Ethan is going to be two next month. The party invitations are stamped and addressed, waiting to be placed with ridiculous care into the mailbox. As my mind darts across my mental Pinterest to-do list with all things Curious George there at the forefront, I'm quick to admittedly forget there are a lot of other things going on before Ethan's second birthday party next month. Like, you know, my wedding anniversary on May 23rd. Not that I haven't thought about it. My husband and I have already been playing an apathetic verbal tennis game of "what do you want to do?" "I don't care. What do you want to do?" for the past couple of months. Neither of us said anything we wanted to do, but it was already obvious the winner was going to be a quick dinner out at one of our favorite usual restaurants and maybe a movie on Redbox from the comfort of our couch because, well, we really suck at leaving Ethan. See? Even the way I phrased that -- "leaving Ethan" -- is drenched in guilt and slathered in "oh, hi, horrible parent, how are you today?" I can't help it. We can't help it. Guess how many date nights we've been on since Ethan was born? One. Last December.
It's not that I don't trust my parents to babysit Ethan. It's not that my mom doesn't have a room set up for Ethan that he's never used. It's not that Ethan doesn't beg, plead, tantrum that he wants to go to Grandma's house on the regular. It's not even that I don't value my marriage, relationship or husband. It's just that we like to do things as a family and because my husband's job is so demanding, we rarely get to have uninterrupted family time. Even though Ethan is almost two, something like a family dinner out or a walk around the block is still sort of new and exciting. I mean, I will completely bypass how I'm embarrassingly neurotic and will likely be walking my poor child to his classroom until he graduates college and skip right to the fact that we just didn't have that "a-ha! The world won't end if we go to dinner without a toddler in tow!" moment that I'm pretty sure every parent gets at some point, on their own schedule, at their own time. For some people, it happens a little earlier than for others, I'm sure. I'm also sure that somewhere out there, someone is reading this and is unsure why I'm stressing about not having been on more than one date night in two years since their child is seven and they still don't feel right seeing a movie on their own. This "it will happen on it's own time" attitude always made sense to me until the day my husband won a week long all-expense paid trip to Hawaii at work and we turned it down because neither one of us wanted to leave Ethan behind to fly a few time zones away from a toddler who neither of us can bear to be away from for fifteen minutes. Not that I'm invalidating our desire to not leave Ethan behind on this Hawaii trip as, for us, it wasn't even close to ever being a reality at this point in our lives. But it did make me see that, you know, dinner wouldn't be so bad once in a while. Dinner and a movie? Well, I could try living on the edge.

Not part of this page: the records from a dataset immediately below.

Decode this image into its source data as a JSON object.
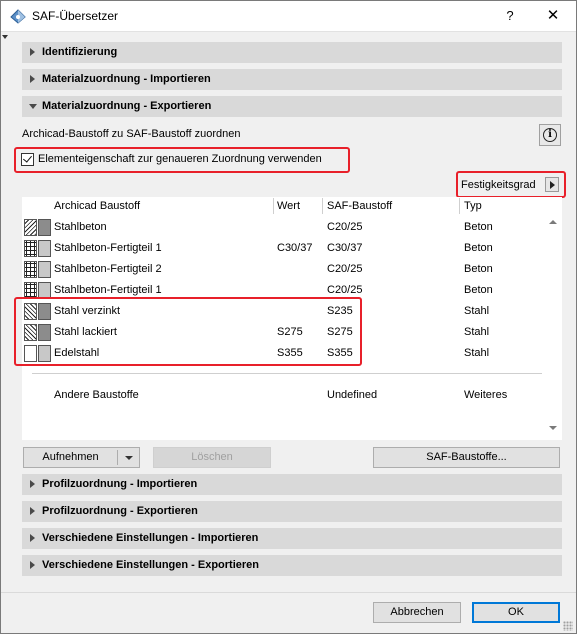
{
  "window": {
    "title": "SAF-Übersetzer",
    "help": "?",
    "close": "✕"
  },
  "sections": {
    "identifizierung": "Identifizierung",
    "mat_import": "Materialzuordnung - Importieren",
    "mat_export": "Materialzuordnung - Exportieren",
    "profil_import": "Profilzuordnung - Importieren",
    "profil_export": "Profilzuordnung - Exportieren",
    "versch_import": "Verschiedene Einstellungen - Importieren",
    "versch_export": "Verschiedene Einstellungen - Exportieren"
  },
  "assign": {
    "label": "Archicad-Baustoff zu SAF-Baustoff zuordnen",
    "info": "i",
    "checkbox_label": "Elementeigenschaft zur genaueren Zuordnung verwenden",
    "checkbox_checked": true,
    "property": "Festigkeitsgrad"
  },
  "table": {
    "headers": {
      "archicad": "Archicad Baustoff",
      "wert": "Wert",
      "saf": "SAF-Baustoff",
      "typ": "Typ"
    },
    "rows": [
      {
        "name": "Stahlbeton",
        "wert": "",
        "saf": "C20/25",
        "typ": "Beton",
        "pattern": "hatch",
        "color": "#8c8c8c"
      },
      {
        "name": "Stahlbeton-Fertigteil 1",
        "wert": "C30/37",
        "saf": "C30/37",
        "typ": "Beton",
        "pattern": "grid",
        "color": "#c8c8c8"
      },
      {
        "name": "Stahlbeton-Fertigteil 2",
        "wert": "",
        "saf": "C20/25",
        "typ": "Beton",
        "pattern": "grid",
        "color": "#c8c8c8"
      },
      {
        "name": "Stahlbeton-Fertigteil 1",
        "wert": "",
        "saf": "C20/25",
        "typ": "Beton",
        "pattern": "grid",
        "color": "#c8c8c8"
      },
      {
        "name": "Stahl verzinkt",
        "wert": "",
        "saf": "S235",
        "typ": "Stahl",
        "pattern": "diag",
        "color": "#8c8c8c"
      },
      {
        "name": "Stahl lackiert",
        "wert": "S275",
        "saf": "S275",
        "typ": "Stahl",
        "pattern": "diag",
        "color": "#8c8c8c"
      },
      {
        "name": "Edelstahl",
        "wert": "S355",
        "saf": "S355",
        "typ": "Stahl",
        "pattern": "blank",
        "color": "#c8c8c8"
      }
    ],
    "other": {
      "name": "Andere Baustoffe",
      "saf": "Undefined",
      "typ": "Weiteres"
    }
  },
  "buttons": {
    "aufnehmen": "Aufnehmen",
    "loeschen": "Löschen",
    "saf_baustoffe": "SAF-Baustoffe...",
    "abbrechen": "Abbrechen",
    "ok": "OK"
  },
  "colors": {
    "highlight": "#e8202a",
    "section_bg": "#d9d9d9",
    "default_button": "#0078d7"
  }
}
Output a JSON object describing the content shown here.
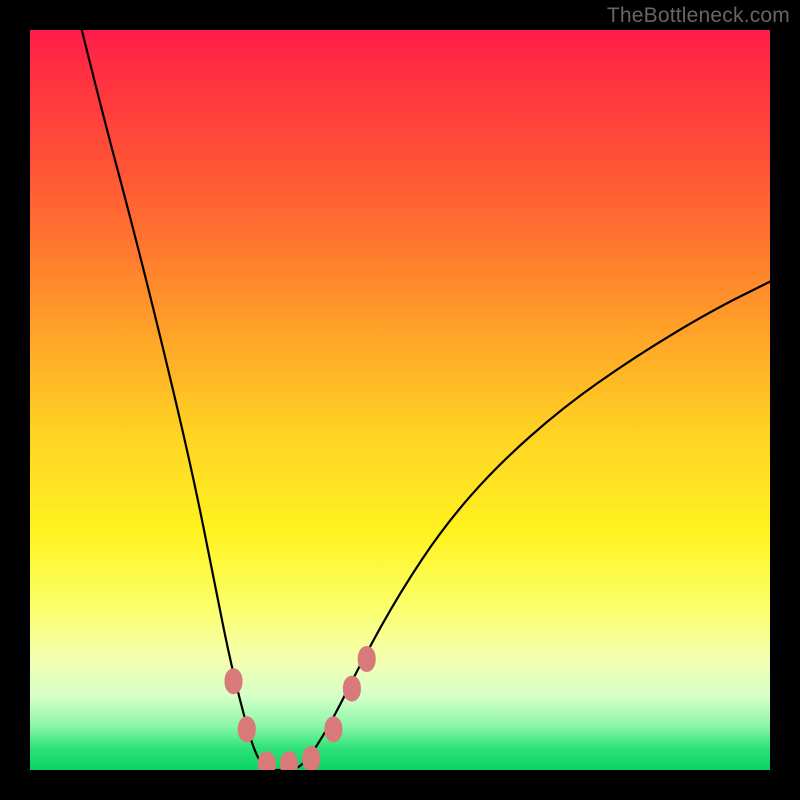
{
  "watermark": "TheBottleneck.com",
  "chart_data": {
    "type": "line",
    "title": "",
    "xlabel": "",
    "ylabel": "",
    "xlim": [
      0,
      100
    ],
    "ylim": [
      0,
      100
    ],
    "series": [
      {
        "name": "bottleneck-curve",
        "x": [
          7,
          10,
          14,
          18,
          22,
          25,
          27,
          29,
          30.5,
          32,
          34,
          36,
          38,
          41,
          45,
          50,
          56,
          63,
          72,
          82,
          92,
          100
        ],
        "y": [
          100,
          88,
          73,
          57,
          40,
          25,
          15,
          7,
          2,
          0,
          0,
          0,
          2,
          7,
          15,
          24,
          33,
          41,
          49,
          56,
          62,
          66
        ]
      }
    ],
    "markers": [
      {
        "name": "left-upper",
        "x": 27.5,
        "y": 12
      },
      {
        "name": "left-lower",
        "x": 29.3,
        "y": 5.5
      },
      {
        "name": "trough-1",
        "x": 32.0,
        "y": 0.8
      },
      {
        "name": "trough-2",
        "x": 35.0,
        "y": 0.8
      },
      {
        "name": "trough-3",
        "x": 38.0,
        "y": 1.5
      },
      {
        "name": "right-lower",
        "x": 41.0,
        "y": 5.5
      },
      {
        "name": "right-mid",
        "x": 43.5,
        "y": 11
      },
      {
        "name": "right-upper",
        "x": 45.5,
        "y": 15
      }
    ],
    "marker_color": "#d87a7a",
    "curve_color": "#000000",
    "gradient_stops": [
      {
        "pos": 0,
        "color": "#ff1c4a"
      },
      {
        "pos": 18,
        "color": "#ff5236"
      },
      {
        "pos": 42,
        "color": "#ffa728"
      },
      {
        "pos": 68,
        "color": "#fff320"
      },
      {
        "pos": 90,
        "color": "#d6ffc8"
      },
      {
        "pos": 100,
        "color": "#09d362"
      }
    ]
  }
}
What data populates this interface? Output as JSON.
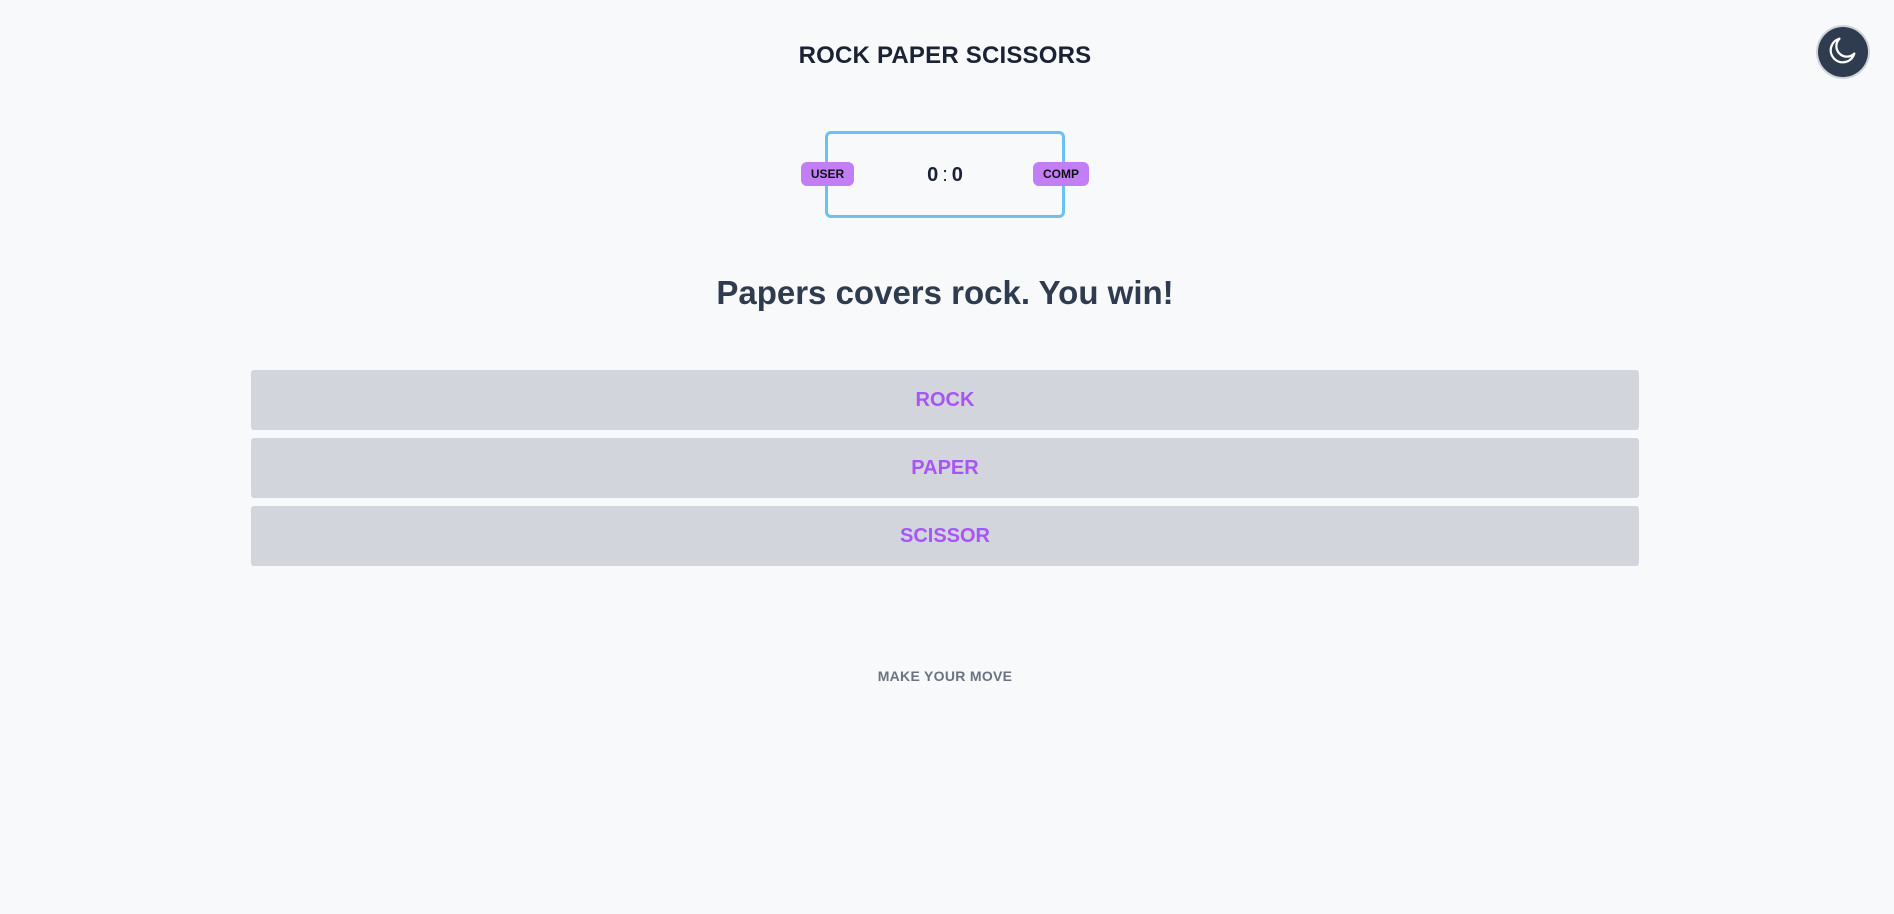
{
  "header": {
    "title": "ROCK PAPER SCISSORS",
    "theme_toggle_icon": "moon-icon"
  },
  "scoreboard": {
    "user_label": "USER",
    "comp_label": "COMP",
    "user_score": "0",
    "separator": ":",
    "comp_score": "0"
  },
  "result": {
    "message": "Papers covers rock. You win!"
  },
  "choices": [
    {
      "label": "ROCK"
    },
    {
      "label": "PAPER"
    },
    {
      "label": "SCISSOR"
    }
  ],
  "footer": {
    "hint": "MAKE YOUR MOVE"
  },
  "colors": {
    "background": "#f8f9fb",
    "accent": "#a855f7",
    "badge": "#c27ef5",
    "scoreboard_border": "#6cc1f0",
    "button_bg": "#d2d5dc"
  }
}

And so the "I don't know, what do you want to do?" game was ended early when my mother booked us a hotel room at our wedding night hotel for our anniversary. One night away at our wedding night hotel, on the beach. Twenty minutes from home. Twenty minutes from home. I keep repeating that last part to myself, reminding myself of how even if I wanted to, I could run home and kiss Ethan goodnight or tuck him into bed. And then Ethan keeps reminding me how excited he is to have a sleepover with Grandma, Grandpa and Aunt Megan and asks every single night at dinnertime if tonight is the night he gets to do so. Rather than lose myself in a puddle of "do you love Grandma more than me?" irrationality, I've taken these little toddler-dropped cues to get a little more excited about our upcoming miniature getaway. And, as Ethan lets me know on the regular, he's pretty excited about sleeping at Grandma's house, too. So while Ethan is looking forward to celebrating a weekend of Grandma-approved toddler delinquency, like eating doughnuts and watching television, I'm honestly looking forward to spending a night away at the beach celebrating the love and marriage that made this whole parenthood thing possible.